Nieuws

Wat DNA ons vertelt over visbestanden

Stekelrog in aquarium - Gelia via Istock
Bron foto: Gelia, Istock (Istock licentieovereenkomst voor content)
Samenvatting
  • Onderwerp
    genetica, dna, onderzoek, bestandsonderzoek
  • Interessant voor
    vissers, onderzoekers, beleidsmakers
Bekijk de bronnen
Traditionele methoden om vispopulaties te onderzoeken zijn vaak tijdrovend, duur en belastend voor de dieren. Soms moeten vissen zelfs worden gedood. Met DNA-onderzoek kan dat anders. Onderzoekers hebben vaak genoeg aan een klein stukje weefsel, zoals een knipje uit de vin.
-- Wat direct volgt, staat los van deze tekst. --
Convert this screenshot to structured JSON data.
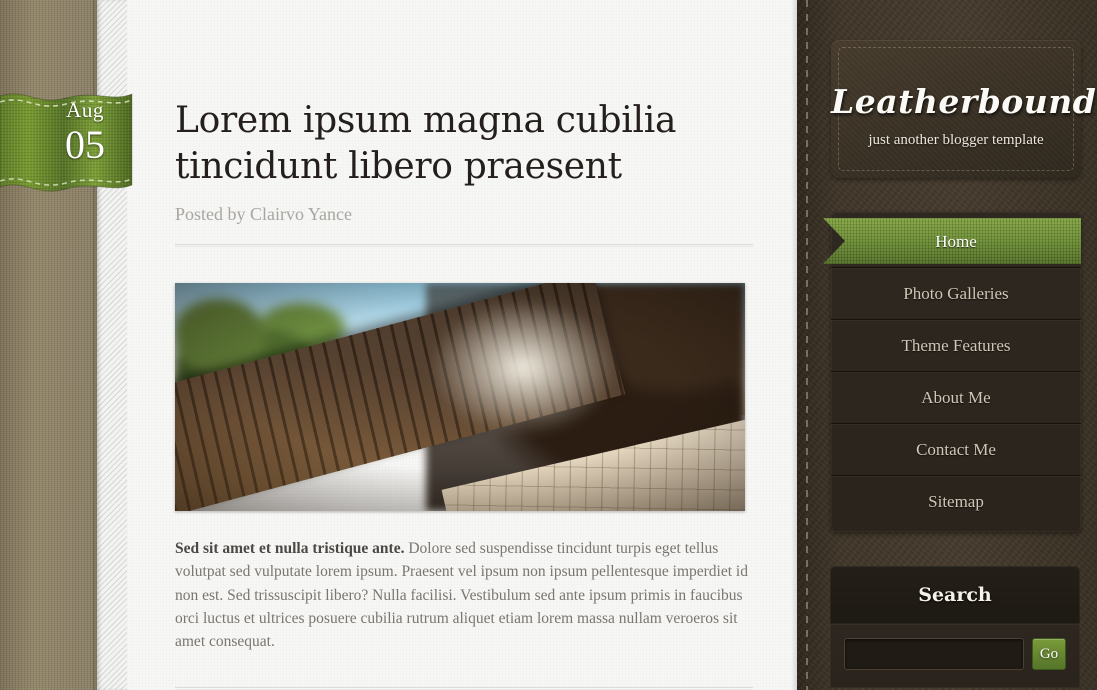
{
  "post": {
    "date": {
      "month": "Aug",
      "day": "05"
    },
    "title": "Lorem ipsum magna cubilia tincidunt libero praesent",
    "meta": "Posted by Clairvo Yance",
    "body_lead": "Sed sit amet et nulla tristique ante.",
    "body_rest": " Dolore sed suspendisse tincidunt turpis eget tellus volutpat sed vulputate lorem ipsum. Praesent vel ipsum non ipsum pellentesque imperdiet id non est. Sed trissuscipit libero? Nulla facilisi. Vestibulum sed ante ipsum primis in faucibus orci luctus et ultrices posuere cubilia rutrum aliquet etiam lorem massa nullam veroeros sit amet consequat.",
    "photo_alt": "tilt-shift photo of a paved pathway beside a weathered stone wall with green foliage and blue sky"
  },
  "sidebar": {
    "brand": {
      "title": "Leatherbound",
      "tagline": "just another blogger template"
    },
    "nav": {
      "items": [
        {
          "label": "Home",
          "active": true
        },
        {
          "label": "Photo Galleries",
          "active": false
        },
        {
          "label": "Theme Features",
          "active": false
        },
        {
          "label": "About Me",
          "active": false
        },
        {
          "label": "Contact Me",
          "active": false
        },
        {
          "label": "Sitemap",
          "active": false
        }
      ]
    },
    "search": {
      "heading": "Search",
      "value": "",
      "placeholder": "",
      "button_label": "Go"
    }
  },
  "colors": {
    "accent_green": "#6b8e31",
    "leather_dark": "#3a3126",
    "linen_tan": "#8f8369",
    "content_bg": "#f7f7f5",
    "title_text": "#241f1c",
    "body_text": "#7a756f"
  }
}
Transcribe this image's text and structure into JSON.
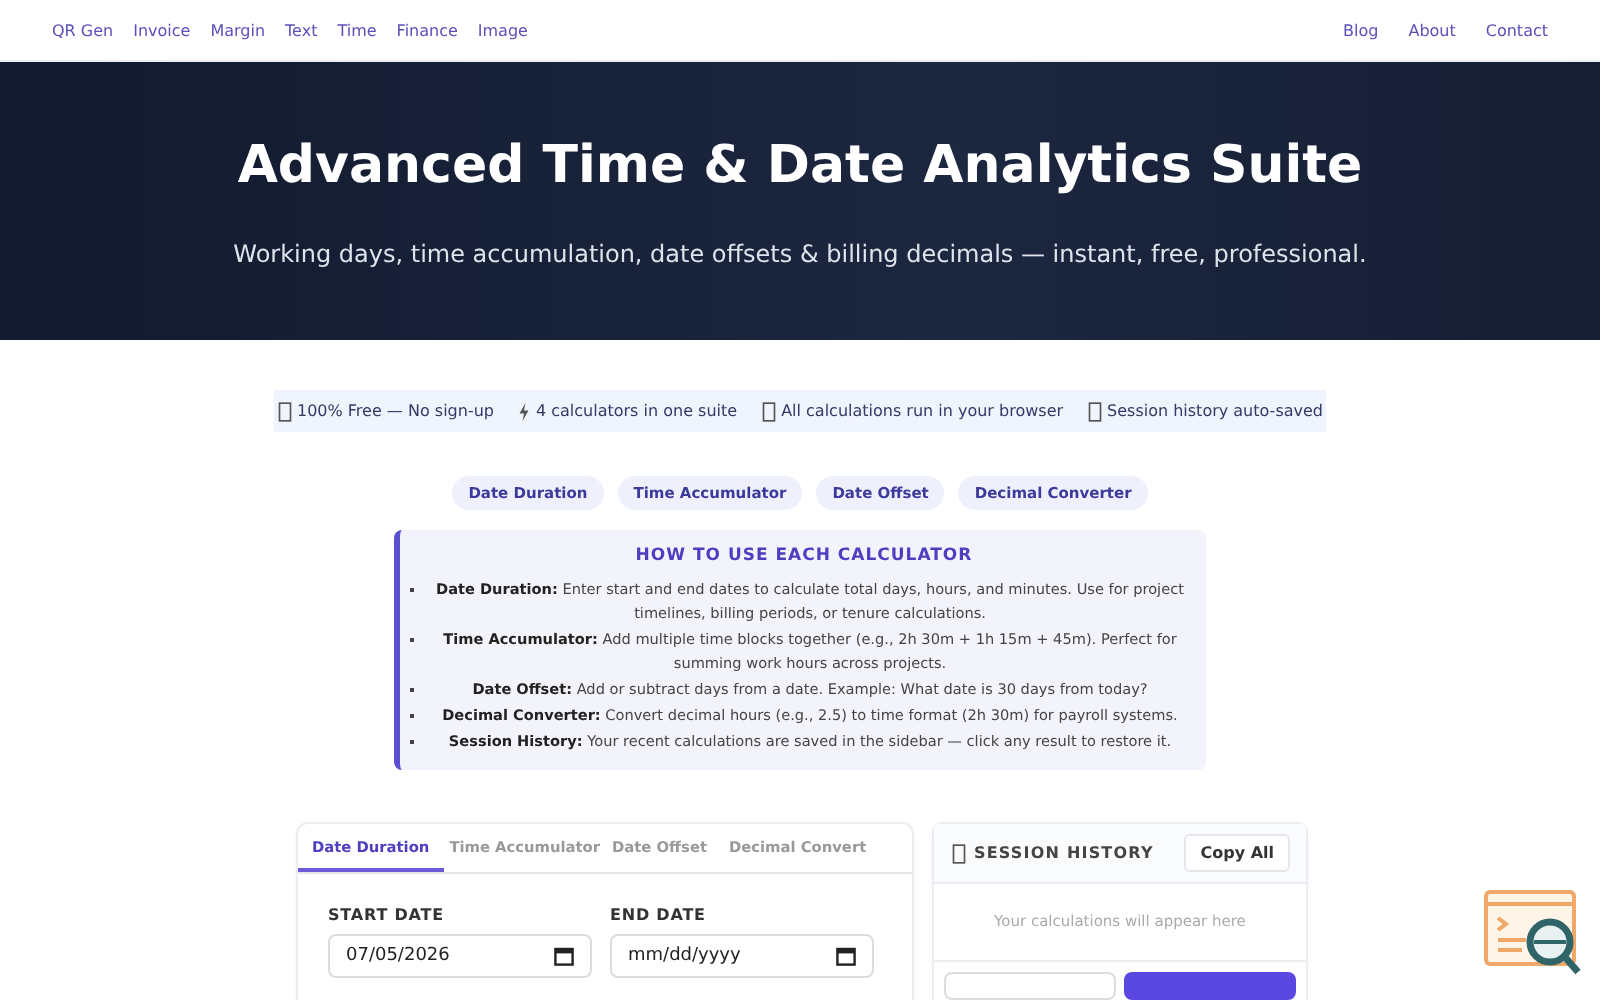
{
  "nav": {
    "left": [
      "QR Gen",
      "Invoice",
      "Margin",
      "Text",
      "Time",
      "Finance",
      "Image"
    ],
    "right": [
      "Blog",
      "About",
      "Contact"
    ]
  },
  "hero": {
    "title": "Advanced Time & Date Analytics Suite",
    "subtitle": "Working days, time accumulation, date offsets & billing decimals — instant, free, professional."
  },
  "features": [
    {
      "text": "100% Free — No sign-up",
      "kind": "box"
    },
    {
      "text": "4 calculators in one suite",
      "kind": "bolt"
    },
    {
      "text": "All calculations run in your browser",
      "kind": "box"
    },
    {
      "text": "Session history auto-saved",
      "kind": "box"
    }
  ],
  "quick_links": [
    "Date Duration",
    "Time Accumulator",
    "Date Offset",
    "Decimal Converter"
  ],
  "howto": {
    "title": "HOW TO USE EACH CALCULATOR",
    "items": [
      {
        "term": "Date Duration:",
        "text": "Enter start and end dates to calculate total days, hours, and minutes. Use for project timelines, billing periods, or tenure calculations."
      },
      {
        "term": "Time Accumulator:",
        "text": "Add multiple time blocks together (e.g., 2h 30m + 1h 15m + 45m). Perfect for summing work hours across projects."
      },
      {
        "term": "Date Offset:",
        "text": "Add or subtract days from a date. Example: What date is 30 days from today?"
      },
      {
        "term": "Decimal Converter:",
        "text": "Convert decimal hours (e.g., 2.5) to time format (2h 30m) for payroll systems."
      },
      {
        "term": "Session History:",
        "text": "Your recent calculations are saved in the sidebar — click any result to restore it."
      }
    ]
  },
  "calculator": {
    "tabs": [
      {
        "label": "Date Duration",
        "selected": true
      },
      {
        "label": "Time Accumulator",
        "selected": false
      },
      {
        "label": "Date Offset",
        "selected": false
      },
      {
        "label": "Decimal Convert",
        "selected": false
      }
    ],
    "fields": [
      {
        "label": "START DATE",
        "value": "07/05/2026"
      },
      {
        "label": "END DATE",
        "placeholder": "mm/dd/yyyy"
      }
    ]
  },
  "history": {
    "title": "SESSION HISTORY",
    "copy_button": "Copy All",
    "empty": "Your calculations will appear here"
  }
}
Dat maakt het onderzoek minder ingrijpend én efficiënter.

DNA-technieken worden inmiddels op verschillende manieren toegepast, bij uiteenlopende vissoorten en met verschillende doelen. Hieronder lees je drie voorbeelden uit lopend onderzoek.
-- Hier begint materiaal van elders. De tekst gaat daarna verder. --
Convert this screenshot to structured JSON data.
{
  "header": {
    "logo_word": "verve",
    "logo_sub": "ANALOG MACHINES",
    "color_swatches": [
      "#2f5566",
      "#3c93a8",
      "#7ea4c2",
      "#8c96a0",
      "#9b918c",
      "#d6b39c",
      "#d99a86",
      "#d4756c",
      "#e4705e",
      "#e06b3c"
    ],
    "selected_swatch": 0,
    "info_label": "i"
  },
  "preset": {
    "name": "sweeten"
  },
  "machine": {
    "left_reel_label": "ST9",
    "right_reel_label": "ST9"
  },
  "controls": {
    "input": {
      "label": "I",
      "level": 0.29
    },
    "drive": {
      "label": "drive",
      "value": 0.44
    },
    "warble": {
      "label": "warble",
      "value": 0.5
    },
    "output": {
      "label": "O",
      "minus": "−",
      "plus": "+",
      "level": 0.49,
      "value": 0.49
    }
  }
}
Verwantschap als maat voor populatiegrootte

In het Innorays-project onderzochten wetenschappers hoe verwantschap tussen individuele roggen gebruikt kan worden om de grootte van de populatie te schatten. Ze verzamelden weefsel van ongeveer 2000 stekelroggen en 850 blonde roggen. Daarmee brachten ze het DNA in kaart.

Door de DNA-profielen van de roggen te vergelijken, konden ze zien hoeveel familiebanden er waren. Vinden ze veel verwantschap? Dan is de populatie waarschijnlijk klein. Zijn er juist weinig familiebanden? Dan is de populatie waarschijnlijk groot.

Van onderzoeksdata naar vangstadvies

De resultaten van dit onderzoek worden gedeeld met ICES, de Internationale Raad voor het Onderzoek van de Zee. Daar worden alle beschikbare data opnieuw bekeken om de schattingen van de visbestanden te verbeteren. Op basis daarvan adviseert ICES over hoeveel roggen er duurzaam gevangen mogen worden.

leeftijd en geslacht van de paling

Bij paling draait het niet alleen om aantallen, maar ook om leeftijd en geslacht. Die informatie is belangrijk voor goed beheer. Maar het is lastig te bepalen, omdat palingen heel verschillend groeien. Op dit moment wordt dit gedaan door de groeiringen in gehoorsteentjes te tellen. Deze methode is duur, onnauwkeurig en dodelijk voor de vis.

Daarom onderzoeken biologen of DNA ook hier kan helpen. Ze kijken naar zogeheten methylatiepatronen: kleine chemische ‘labeltjes’ op het DNA die bepalen welke genen actief zijn. Deze patronen veranderen met de leeftijd en verschillen tussen mannetjes en vrouwtjes.

Marien bioloog Reinert Nijland legt het in ‘Met een knip van de vin : Aalvragen ontrafelen met methylatiepatronen’ zo uit: : “Simpel gezegd kijken we bij analyse van methylatiepatronen naar labeltjes op het DNA die bepalen of specifieke genen wel of niet tot expressie komen”.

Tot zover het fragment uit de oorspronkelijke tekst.